The researchers create these individual droplets using digital microfluidics, which, as Hirukawa explained, “actually should be called ‘electrostatic forces microfluidics,’ but that doesn't sound very interesting.” Basically, the team designed a plate that has tiny clusters of electrodes with a hydrophobic coating. When the researchers turn the tiny areas of electrodes on or off, they create a voltage, which can create droplets that are one microliter in size. The team can then use that voltage to manipulate the position of the droplet.

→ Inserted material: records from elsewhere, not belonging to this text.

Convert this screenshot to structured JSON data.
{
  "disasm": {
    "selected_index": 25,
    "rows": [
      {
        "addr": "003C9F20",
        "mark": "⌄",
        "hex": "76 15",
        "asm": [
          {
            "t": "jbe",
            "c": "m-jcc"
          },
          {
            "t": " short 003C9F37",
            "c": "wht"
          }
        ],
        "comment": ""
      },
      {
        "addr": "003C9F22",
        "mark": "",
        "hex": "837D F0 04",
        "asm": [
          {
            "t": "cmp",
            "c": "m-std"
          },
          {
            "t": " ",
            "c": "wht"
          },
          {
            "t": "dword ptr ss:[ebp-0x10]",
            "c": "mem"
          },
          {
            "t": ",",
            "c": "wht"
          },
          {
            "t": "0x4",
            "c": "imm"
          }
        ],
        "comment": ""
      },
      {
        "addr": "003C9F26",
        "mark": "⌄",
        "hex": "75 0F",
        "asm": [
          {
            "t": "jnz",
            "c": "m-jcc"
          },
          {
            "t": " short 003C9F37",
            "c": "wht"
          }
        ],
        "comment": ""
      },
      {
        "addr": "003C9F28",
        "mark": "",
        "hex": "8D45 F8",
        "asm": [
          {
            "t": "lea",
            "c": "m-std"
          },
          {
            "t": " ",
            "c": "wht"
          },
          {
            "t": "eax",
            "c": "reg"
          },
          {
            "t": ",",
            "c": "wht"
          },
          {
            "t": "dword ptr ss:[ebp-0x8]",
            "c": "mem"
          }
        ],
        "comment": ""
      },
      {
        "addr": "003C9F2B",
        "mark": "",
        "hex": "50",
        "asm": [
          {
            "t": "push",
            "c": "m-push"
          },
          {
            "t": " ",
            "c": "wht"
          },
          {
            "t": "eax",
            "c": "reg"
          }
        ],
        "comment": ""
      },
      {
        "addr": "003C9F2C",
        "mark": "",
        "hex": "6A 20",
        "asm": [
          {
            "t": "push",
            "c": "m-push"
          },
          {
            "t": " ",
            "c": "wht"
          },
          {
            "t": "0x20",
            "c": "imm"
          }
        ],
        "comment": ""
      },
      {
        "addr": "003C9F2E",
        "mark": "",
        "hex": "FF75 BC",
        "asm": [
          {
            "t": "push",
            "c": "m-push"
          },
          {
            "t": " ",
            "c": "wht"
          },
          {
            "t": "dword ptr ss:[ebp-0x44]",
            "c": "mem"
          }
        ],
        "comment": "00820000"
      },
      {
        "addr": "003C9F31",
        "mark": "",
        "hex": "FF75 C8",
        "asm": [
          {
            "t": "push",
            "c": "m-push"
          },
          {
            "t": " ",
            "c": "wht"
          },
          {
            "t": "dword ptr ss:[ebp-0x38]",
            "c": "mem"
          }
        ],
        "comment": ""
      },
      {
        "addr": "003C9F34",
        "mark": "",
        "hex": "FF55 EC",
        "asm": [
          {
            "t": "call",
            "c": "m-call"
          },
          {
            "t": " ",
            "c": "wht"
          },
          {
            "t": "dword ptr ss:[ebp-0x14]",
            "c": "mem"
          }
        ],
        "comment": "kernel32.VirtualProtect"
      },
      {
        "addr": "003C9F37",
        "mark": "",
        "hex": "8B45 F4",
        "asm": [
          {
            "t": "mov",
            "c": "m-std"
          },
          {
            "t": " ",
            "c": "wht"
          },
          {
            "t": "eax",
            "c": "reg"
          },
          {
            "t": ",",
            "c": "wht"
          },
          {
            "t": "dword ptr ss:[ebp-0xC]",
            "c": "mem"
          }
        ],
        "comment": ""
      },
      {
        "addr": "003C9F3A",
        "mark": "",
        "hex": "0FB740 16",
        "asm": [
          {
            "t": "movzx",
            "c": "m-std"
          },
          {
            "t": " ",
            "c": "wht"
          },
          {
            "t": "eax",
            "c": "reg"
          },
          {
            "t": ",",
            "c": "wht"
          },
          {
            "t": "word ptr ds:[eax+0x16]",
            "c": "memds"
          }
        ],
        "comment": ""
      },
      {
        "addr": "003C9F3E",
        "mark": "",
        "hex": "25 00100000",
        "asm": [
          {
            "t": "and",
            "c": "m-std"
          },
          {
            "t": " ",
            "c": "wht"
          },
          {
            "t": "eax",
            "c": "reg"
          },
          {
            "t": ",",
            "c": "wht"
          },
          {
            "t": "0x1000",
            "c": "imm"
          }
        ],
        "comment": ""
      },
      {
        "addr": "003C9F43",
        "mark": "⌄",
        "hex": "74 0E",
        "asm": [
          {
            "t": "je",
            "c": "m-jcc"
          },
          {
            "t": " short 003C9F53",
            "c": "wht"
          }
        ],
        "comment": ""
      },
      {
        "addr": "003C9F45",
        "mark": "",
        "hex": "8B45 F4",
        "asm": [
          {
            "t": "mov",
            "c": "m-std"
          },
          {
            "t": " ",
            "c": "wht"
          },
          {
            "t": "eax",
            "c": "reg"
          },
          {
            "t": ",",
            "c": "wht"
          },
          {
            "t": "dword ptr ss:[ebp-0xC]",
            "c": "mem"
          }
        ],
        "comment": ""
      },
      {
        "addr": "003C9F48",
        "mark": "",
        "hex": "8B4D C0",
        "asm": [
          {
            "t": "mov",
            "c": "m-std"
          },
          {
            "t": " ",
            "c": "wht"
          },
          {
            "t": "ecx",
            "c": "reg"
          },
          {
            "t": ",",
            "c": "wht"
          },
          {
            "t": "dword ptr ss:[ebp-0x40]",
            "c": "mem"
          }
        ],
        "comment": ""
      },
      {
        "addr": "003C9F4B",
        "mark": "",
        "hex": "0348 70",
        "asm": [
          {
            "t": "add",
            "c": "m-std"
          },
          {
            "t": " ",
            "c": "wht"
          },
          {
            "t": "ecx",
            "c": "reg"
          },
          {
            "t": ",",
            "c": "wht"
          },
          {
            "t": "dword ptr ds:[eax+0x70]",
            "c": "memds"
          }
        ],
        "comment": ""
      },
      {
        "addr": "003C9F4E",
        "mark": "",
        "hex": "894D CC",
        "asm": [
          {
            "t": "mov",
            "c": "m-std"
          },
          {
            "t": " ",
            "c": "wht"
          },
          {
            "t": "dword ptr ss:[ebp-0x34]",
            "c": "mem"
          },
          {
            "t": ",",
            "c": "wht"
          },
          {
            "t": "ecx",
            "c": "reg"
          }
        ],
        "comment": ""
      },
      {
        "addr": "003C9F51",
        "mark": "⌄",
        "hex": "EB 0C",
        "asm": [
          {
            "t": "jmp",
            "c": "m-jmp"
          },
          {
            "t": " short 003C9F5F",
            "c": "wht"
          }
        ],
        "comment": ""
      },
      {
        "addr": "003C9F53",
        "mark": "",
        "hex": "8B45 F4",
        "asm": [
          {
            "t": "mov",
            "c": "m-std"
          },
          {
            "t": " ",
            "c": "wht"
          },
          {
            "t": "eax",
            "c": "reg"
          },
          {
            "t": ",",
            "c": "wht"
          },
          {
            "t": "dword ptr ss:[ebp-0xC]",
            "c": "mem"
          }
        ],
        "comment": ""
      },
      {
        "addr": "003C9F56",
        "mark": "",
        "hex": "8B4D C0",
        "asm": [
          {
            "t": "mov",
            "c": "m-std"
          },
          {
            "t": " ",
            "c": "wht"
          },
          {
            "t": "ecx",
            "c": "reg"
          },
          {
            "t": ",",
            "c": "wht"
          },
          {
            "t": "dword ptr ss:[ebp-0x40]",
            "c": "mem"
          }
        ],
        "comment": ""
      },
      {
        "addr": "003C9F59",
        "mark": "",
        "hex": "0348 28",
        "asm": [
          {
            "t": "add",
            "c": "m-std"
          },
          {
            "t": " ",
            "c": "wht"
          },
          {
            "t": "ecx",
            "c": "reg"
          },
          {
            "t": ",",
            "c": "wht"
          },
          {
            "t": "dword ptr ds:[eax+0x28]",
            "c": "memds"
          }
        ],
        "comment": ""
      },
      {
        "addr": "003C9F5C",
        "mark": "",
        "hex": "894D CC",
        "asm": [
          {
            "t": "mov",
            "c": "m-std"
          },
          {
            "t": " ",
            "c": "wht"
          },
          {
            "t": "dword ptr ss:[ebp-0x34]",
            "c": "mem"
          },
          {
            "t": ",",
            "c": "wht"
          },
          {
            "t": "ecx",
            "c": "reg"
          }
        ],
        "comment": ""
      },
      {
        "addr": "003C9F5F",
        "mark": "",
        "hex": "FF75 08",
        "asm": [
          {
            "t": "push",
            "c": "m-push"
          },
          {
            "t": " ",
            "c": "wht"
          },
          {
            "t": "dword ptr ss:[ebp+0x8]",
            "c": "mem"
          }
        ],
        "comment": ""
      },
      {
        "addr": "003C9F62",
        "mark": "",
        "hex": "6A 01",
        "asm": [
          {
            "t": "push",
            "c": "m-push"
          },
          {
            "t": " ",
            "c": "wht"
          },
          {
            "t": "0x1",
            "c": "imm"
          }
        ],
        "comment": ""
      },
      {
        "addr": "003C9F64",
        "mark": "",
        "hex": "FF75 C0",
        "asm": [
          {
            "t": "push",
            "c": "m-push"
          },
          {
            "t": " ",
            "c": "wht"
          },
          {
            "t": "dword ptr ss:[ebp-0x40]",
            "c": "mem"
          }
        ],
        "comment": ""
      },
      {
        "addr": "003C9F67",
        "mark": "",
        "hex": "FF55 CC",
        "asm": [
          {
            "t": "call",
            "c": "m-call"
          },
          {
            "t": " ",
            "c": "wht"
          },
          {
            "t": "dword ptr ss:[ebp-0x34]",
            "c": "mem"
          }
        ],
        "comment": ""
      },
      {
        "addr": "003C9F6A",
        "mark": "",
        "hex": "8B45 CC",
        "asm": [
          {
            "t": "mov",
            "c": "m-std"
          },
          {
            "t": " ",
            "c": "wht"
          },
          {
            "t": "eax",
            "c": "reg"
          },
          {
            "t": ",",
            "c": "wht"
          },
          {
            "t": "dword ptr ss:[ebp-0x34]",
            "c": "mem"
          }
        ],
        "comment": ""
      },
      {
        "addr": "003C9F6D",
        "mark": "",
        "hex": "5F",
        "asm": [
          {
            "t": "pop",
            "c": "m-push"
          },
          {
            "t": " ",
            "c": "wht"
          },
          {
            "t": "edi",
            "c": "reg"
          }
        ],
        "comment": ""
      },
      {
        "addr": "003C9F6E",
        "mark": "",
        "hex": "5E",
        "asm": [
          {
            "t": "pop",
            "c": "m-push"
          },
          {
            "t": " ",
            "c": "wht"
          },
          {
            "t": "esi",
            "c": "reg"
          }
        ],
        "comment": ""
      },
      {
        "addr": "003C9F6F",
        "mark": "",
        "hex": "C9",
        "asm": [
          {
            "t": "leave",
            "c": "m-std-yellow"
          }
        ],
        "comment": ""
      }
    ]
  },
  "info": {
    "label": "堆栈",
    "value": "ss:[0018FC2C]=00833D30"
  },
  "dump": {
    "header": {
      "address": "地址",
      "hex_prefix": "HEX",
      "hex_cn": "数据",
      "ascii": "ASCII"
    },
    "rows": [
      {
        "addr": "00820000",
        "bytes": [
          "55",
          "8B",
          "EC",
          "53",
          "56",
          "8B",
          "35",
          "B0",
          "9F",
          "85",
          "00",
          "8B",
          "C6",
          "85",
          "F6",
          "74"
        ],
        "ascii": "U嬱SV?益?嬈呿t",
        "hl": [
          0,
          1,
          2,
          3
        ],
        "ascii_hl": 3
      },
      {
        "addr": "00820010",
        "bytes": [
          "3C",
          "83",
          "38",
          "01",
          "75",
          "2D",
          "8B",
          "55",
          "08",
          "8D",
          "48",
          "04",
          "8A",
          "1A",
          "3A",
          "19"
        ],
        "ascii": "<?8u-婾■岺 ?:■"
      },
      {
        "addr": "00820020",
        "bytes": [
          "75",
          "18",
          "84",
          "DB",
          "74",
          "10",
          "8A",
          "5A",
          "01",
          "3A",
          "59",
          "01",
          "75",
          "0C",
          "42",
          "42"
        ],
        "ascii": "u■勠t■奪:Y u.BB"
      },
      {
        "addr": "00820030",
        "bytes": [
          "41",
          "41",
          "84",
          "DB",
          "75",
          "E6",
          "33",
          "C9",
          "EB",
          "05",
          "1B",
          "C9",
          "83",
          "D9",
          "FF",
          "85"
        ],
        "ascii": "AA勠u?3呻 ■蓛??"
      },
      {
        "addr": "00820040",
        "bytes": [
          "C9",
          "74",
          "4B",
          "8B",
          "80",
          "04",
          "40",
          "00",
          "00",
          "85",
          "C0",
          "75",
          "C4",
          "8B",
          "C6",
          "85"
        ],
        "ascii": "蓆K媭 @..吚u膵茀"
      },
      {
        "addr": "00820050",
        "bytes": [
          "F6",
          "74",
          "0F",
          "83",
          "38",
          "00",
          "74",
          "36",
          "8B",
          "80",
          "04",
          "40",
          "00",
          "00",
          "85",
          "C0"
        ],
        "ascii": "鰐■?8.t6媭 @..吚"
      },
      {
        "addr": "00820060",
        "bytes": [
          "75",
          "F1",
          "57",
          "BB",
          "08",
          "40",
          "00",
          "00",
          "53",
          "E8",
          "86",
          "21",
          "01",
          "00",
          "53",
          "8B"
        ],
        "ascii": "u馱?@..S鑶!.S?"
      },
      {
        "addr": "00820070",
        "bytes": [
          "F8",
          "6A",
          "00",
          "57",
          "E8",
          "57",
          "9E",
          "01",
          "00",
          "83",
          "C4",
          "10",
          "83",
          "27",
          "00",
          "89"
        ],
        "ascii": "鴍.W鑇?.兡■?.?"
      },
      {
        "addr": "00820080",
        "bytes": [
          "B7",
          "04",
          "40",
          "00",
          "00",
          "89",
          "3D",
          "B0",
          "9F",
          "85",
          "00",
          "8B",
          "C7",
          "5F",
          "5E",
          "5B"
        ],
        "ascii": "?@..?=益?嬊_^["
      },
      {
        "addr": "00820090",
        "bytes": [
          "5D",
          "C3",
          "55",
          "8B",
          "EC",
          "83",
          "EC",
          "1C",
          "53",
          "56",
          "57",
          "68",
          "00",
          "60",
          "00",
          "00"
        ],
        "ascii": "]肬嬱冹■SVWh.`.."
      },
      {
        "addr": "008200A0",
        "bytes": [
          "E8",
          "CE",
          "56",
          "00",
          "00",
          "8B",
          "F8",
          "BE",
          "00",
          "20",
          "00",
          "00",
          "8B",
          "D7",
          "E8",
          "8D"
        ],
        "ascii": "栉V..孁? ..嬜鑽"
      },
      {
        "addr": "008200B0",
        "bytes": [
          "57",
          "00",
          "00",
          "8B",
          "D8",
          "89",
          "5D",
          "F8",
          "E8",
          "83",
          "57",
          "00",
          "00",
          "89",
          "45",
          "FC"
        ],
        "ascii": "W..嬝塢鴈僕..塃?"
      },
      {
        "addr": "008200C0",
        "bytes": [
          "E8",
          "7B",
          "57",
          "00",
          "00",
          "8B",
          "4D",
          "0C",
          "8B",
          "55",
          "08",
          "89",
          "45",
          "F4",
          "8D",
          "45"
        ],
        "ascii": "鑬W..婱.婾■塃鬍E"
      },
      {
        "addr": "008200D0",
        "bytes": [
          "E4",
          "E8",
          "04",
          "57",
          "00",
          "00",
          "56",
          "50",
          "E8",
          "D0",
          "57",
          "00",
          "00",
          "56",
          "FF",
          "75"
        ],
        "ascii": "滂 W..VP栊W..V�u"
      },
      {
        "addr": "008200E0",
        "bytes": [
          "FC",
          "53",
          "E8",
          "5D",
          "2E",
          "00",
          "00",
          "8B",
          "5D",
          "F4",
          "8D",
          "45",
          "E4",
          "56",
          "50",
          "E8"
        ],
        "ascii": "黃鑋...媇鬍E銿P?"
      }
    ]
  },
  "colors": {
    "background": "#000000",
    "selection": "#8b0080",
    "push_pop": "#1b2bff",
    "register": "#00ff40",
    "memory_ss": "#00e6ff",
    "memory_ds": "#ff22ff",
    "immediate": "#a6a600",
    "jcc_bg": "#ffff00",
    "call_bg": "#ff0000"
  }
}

Rather than using a virus to deliver the gene-editing machinery to cells in their screens, the DropGenie researchers take advantage of their digital microfluidic electrical environment to deliver their gene-editing payloads via a gentler electroporation protocol. Their technique successfully edited primary human T cells (1). In a recent preprint, the team made a head-to-head comparison with their device and two other commercially available electroporation devices (2). They found that their system, using fewer T cells and a lower amount of the genetic payload, led to less genetic dysregulation in the edited T cells.

We can enable any [gene-editing] payload into any cell type to enable any type of cell engineering.
 – Alison Hirukawa, DropGenie

Hirukawa and her team recently tackled another, even more rare, type of immune cell: regulatory T cells (Tregs). “There's no good immortalized cell model of these, so people really want to understand the biology of Treg cells,” she said. “We were able to hone into a protocol set that gave us over 85 percent knockout of our target locus in these cells. And we did that with about a million cells total. [With] other platforms, you need a million cells for one edit.”

The team is now implementing knock-in edits into their system; these are more complex edits to make than just knocking a gene out. They’re also expanding into other cell types like neural cells and multicellular structures such as organoids and other 3D cell models. They have plans to roll out an even higher throughput platform later this year.

“It's so exciting and such a privilege to enable all these drug hunters and folks that are working on these really, really difficult human health questions,” said Hirukawa. “Tools are really only going to become more and more powerful. I think this is a very exciting time to be in a tools company.”

References

1. Little, S.R. et al.  A Tri-Droplet Liquid Structure for Highly Efficient Intracellular Delivery in Primary Mammalian Cells Using Digital Microfluidics. Adv Mater Technol  8, 2300719 (2023).
2. Little, S.R. et al.  A Digital Microfluidic Platform for the Microscale Production of Functional Immune Cell Therapies. Preprint at bioRxiv (2024).